One of three things need to happen and happen fast.
First, either move the race to the Lucas Oil Raceway Park or to the infield road course.
Road racing has become more and more popular with the fans in the last couple of years and the smaller tracks have always been a hit to those buying tickets (think Martinsville, Bristol and Richmond). The stock cars are simply too big and the track too big for an entertaining race. There’s maybe a groove and a half to race on and passing is a rarity. Let the guys get on one of the other tracks and beat and bang like the good old days.
Second, Darrell “Bubba” Wallace needs to build on his third-place finish from Sunday’s race.
Wallace has perhaps the most potential and definitely the charisma to be the next big thing for the sport. He says what’s on his mind, has a great personality and to be honest, Wallace could not care less what the more established drivers think of him. Listening to him on radio communications with his team is usually a fun show in itself.
A great case in point is him and Busch banging doors down the straightaway at Watkins Glen a couple weeks back. Not long after swapping paint with the brash, polarizing Busch, Wallace promptly dumped Busch’s No. 18 M&M’s car at the end of the straightaway. Radio communications between Wallace and his team let it be known he didn’t really care what Busch and/or NASCAR thought of what he did.
Wallace mingles with the fans, has adapted to Twitter and other forms of social media and with a little bit of success could bring in a new generation of fans. Even my son, who has no interest whatsoever in NASCAR, knows who Bubba Wallace is. With some success, maybe the younger generation of fans will come on board so the sport doesn’t continue to spiral down the drain.

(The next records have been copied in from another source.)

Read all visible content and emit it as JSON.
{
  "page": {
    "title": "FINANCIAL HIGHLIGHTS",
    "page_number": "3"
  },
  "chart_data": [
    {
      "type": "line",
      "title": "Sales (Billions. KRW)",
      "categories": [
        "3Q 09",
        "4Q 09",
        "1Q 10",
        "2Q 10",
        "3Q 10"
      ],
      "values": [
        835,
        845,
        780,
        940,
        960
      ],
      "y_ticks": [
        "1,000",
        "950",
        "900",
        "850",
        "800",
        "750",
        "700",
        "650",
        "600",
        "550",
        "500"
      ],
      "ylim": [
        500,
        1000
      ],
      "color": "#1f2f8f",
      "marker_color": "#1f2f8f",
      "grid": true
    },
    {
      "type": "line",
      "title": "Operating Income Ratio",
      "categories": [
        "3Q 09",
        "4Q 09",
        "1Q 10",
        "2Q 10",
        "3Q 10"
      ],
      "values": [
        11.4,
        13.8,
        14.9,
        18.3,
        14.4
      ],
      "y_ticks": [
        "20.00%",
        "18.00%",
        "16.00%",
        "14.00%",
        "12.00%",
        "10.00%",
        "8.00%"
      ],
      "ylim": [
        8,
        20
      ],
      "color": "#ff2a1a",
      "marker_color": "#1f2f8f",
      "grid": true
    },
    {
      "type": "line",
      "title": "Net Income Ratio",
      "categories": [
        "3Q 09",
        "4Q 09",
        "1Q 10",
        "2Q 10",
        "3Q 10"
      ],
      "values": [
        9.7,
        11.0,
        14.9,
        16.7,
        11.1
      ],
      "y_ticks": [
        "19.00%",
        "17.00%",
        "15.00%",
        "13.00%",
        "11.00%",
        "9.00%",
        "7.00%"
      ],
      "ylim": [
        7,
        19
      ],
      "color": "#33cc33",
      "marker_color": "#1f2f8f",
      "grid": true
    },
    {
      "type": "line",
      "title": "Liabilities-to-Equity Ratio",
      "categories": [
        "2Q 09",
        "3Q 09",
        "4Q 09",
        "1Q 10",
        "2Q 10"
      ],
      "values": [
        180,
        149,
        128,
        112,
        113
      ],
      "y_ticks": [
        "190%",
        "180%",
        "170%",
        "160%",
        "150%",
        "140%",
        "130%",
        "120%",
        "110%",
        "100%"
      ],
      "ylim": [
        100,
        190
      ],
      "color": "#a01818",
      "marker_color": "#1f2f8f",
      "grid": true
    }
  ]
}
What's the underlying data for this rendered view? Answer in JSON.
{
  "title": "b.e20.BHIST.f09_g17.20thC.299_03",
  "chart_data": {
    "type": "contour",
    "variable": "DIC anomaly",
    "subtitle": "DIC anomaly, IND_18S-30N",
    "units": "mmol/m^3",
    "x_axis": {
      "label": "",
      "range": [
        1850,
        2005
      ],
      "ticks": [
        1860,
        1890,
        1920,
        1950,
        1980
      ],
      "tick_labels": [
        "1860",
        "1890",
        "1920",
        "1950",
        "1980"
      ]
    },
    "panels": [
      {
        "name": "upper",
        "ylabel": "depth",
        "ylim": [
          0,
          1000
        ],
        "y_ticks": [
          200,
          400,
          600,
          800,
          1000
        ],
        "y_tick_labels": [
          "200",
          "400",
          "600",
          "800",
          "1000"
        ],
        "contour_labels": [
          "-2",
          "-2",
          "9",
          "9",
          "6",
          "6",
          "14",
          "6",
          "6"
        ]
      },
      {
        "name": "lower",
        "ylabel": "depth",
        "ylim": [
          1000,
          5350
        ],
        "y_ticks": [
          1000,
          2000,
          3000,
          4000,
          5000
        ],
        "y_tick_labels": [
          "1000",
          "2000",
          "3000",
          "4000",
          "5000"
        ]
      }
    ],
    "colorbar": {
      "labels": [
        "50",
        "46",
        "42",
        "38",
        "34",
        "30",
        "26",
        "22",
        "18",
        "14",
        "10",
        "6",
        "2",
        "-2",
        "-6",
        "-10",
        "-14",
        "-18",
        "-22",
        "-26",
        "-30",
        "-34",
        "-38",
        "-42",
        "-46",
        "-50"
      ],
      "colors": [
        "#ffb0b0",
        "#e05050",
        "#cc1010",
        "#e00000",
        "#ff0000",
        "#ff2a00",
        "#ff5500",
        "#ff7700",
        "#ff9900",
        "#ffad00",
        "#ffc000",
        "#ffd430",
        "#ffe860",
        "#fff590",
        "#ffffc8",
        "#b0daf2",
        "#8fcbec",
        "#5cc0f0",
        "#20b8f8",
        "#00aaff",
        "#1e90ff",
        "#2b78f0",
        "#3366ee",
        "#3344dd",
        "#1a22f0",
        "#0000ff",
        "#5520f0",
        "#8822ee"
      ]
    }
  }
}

Last, but not least, why not give up on the Brickyard?
As noted before, if it was any other track besides Indy there’s little doubt series’ officials would have pulled the plug already. Give Darlington back a second race, it’s definitely much more exciting from a fans’ perspective and off the record, most drivers would probably admit they’d prefer to run twice at Darlington as opposed to the single date at Indianapolis.
In other words, to make a long story short, the racing at IMS is boring to a fault for the most part, with a few exceptions there is no personality on the driver roster. The sport could use more Bubba Wallaces and Matt DiBenniditos.